Saí por impulso. Pelo menos tentei. Foram levar-me, pois ali
senti que era sítio para não estar. Sozinho, com a garganta a latejar e a
derrotar-me sempre que falava, cheguei às bilheteiras e entre as várias opções
nas quais tive de ponderar os horários para conseguir jantar antes do filme,
escolhi “Uma História de Amor” de Spike Jonze com Joaquin Phoenix, Amy Adams e
Scarlett Johansson. Contudo, por não ser o único filme a falar de amor ( não
falarão todos eles disso?) a rapariga da bilheteira perguntou-me “Esse ou o
Winter’s Tale?”. Cabisbaixo e ausente cuspi: “Sugere algum?”. “Sim sugiro o
Winter’s Tale” e eu feito Blanche Dubois
dependi da bondade da estranha e estúpido nem percebi que se tratava de uma
adaptação do “Conto de Inverno” de Shakespeare.
Jantei, mastiguei tempo e às 21h35m, dez minutos antes do
filme, estava a entrar na sala, vazia à excepção de quatro adolescentes que estavam sentadas do outro lado do
corredor na minha fila. Fila M lugar 8,
ou seja, no topo da sala. Se houve coisa que pensei e desejei era que gostaria
de poder ver um filme em silêncio, sem risos histéricos ou insolências e como a
minha inflamação metastizava pela alma,
não enxerguei na altura que eram só umas miúdas pequenas e que também eu já
fora assim, não miúda mas pré-adolescente barulhento entre amigos. Perdoem-me a
impaciência. Até viriam a portar-se bem, se ignorar que entornaram um balde de
coca-cola a meio do filme...
Vazia foi coisa que a sala deixou de estar, chegaram muitos
casais de todas as idades, famílias inteiras e o público multiplicou-se. Mas, na verdade, a sala continuou vazia comigo sozinho, no lugar 8, fila M.
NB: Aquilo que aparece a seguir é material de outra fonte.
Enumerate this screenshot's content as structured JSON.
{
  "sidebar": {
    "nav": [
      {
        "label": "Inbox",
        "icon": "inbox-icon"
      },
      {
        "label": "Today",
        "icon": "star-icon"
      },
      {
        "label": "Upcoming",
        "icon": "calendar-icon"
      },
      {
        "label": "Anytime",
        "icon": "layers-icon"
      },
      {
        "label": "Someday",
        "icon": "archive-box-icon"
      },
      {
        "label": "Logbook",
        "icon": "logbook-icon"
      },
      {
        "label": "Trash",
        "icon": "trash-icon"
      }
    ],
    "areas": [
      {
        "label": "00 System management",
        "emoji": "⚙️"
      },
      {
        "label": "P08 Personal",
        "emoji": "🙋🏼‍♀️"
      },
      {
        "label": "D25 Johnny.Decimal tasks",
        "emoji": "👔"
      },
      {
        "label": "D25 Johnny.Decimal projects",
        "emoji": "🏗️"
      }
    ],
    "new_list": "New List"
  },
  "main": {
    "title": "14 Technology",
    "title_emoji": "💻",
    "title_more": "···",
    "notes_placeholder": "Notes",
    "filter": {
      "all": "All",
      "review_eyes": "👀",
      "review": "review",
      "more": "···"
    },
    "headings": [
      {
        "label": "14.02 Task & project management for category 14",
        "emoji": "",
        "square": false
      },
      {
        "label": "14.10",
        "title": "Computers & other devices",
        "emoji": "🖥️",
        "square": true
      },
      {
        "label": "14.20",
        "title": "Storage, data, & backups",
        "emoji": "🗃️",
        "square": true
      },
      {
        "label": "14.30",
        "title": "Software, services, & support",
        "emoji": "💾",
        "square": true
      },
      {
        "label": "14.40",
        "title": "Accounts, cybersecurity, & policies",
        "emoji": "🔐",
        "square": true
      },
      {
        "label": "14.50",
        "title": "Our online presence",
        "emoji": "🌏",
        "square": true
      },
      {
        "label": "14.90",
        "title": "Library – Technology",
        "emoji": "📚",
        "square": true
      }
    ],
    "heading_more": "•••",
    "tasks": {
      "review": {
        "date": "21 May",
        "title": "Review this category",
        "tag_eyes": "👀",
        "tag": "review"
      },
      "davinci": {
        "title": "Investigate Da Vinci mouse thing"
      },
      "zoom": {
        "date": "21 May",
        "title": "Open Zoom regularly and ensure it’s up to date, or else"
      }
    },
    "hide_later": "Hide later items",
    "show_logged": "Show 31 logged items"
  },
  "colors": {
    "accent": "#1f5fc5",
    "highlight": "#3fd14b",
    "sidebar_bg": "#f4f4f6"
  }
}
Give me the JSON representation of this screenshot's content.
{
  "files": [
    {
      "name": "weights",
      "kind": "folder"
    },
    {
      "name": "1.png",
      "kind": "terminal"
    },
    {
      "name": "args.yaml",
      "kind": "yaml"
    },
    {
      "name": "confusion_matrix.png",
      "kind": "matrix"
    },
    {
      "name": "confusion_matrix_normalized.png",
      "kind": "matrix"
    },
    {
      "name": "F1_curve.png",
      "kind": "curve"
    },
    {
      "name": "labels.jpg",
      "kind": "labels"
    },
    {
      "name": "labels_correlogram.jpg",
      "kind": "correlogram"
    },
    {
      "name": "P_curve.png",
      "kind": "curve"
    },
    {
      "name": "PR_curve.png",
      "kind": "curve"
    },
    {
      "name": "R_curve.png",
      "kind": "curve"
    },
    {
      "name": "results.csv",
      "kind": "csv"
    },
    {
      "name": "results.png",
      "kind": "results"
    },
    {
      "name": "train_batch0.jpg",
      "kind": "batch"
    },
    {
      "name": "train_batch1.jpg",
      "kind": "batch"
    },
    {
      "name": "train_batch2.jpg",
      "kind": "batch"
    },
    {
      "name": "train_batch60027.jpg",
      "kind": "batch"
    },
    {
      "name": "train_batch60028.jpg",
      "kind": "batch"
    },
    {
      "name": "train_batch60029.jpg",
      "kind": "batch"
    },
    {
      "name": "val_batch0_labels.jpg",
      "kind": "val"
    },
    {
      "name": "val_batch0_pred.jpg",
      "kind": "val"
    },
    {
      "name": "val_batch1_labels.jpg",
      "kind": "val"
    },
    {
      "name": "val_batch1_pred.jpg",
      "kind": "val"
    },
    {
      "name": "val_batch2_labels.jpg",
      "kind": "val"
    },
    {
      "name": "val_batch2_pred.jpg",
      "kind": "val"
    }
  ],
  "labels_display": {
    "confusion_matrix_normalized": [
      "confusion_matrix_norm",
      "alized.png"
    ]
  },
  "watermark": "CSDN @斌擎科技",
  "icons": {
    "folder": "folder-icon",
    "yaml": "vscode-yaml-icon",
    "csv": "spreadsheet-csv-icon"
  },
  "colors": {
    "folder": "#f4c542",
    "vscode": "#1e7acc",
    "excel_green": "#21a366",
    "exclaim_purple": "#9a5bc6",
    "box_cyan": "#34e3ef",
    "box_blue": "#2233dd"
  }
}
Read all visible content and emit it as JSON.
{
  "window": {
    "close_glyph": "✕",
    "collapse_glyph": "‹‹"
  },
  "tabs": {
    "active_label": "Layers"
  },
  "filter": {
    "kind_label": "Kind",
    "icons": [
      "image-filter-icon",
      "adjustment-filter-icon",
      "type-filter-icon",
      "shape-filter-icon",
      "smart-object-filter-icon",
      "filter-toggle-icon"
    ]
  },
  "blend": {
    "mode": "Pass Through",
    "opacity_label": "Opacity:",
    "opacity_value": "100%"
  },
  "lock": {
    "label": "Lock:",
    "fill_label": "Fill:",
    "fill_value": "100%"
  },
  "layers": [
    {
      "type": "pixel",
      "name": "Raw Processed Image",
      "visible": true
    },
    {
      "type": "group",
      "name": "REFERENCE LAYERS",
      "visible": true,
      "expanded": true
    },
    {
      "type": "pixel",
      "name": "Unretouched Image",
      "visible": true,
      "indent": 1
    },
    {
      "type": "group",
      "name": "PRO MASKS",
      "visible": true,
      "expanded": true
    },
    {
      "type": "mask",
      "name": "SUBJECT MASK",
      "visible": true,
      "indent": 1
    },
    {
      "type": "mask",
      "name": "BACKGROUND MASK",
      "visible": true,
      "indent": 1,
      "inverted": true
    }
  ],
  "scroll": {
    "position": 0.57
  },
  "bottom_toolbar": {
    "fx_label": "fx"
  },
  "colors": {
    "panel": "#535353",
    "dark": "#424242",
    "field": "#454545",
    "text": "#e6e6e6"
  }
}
Winter’s Tale uma história sobre milagres, sendo o maior
deles, o amor. Mas envolto em magia torna-se um filme muito diferente daqueles
que costumo ver. Espreitei de início desconfiado, depois agarrou-me e segui com
ele, sentado na minha cadeira, sozinho. A inflamação revoltava-se contra mim, a
garganta contorcia-se, eu tossia e chorava, estava febril. Então, a certa
altura numa materialização do espírito e numa espiritualização da matéria,
quiçá, as lágrimas escorriam-me pela face sem cessar. E eu não lutei porque era
guerra vencida. O guerreiro luta até poder, se for corajoso. Fui até onde pude.
E ali sozinho, adoentado apercebi-me que a maior doença é não sentir. É não
querer sentir, não querer salvar, não querer ser generoso. Percebo agora quando
alguém que me lê sempre diz que o que mais desejou toda a vida foi ser normal.
Percebo porque me faltam as palavras. São muitos dias a falar e a gerar
incompreensão. Então desisto. Não de sentir, mas de falar. E se o Peter não
desistiu de amar Beverly, uma jovem tísica destinada a morrer, então
permitam-me acreditar que tal como Beverly diz a Peter “tudo acontece por uma
razão” e a minha razão é não desistir.
P.S. – Agradeço à menina da bilheteira a sugestão, obrigado
por me fazer viajar e... sentir!
Então é um filme bonito e a ver:)
ResponderEliminarChorar no cinema é uma coisa tão vulgar, Francisco. O cinema é catártico.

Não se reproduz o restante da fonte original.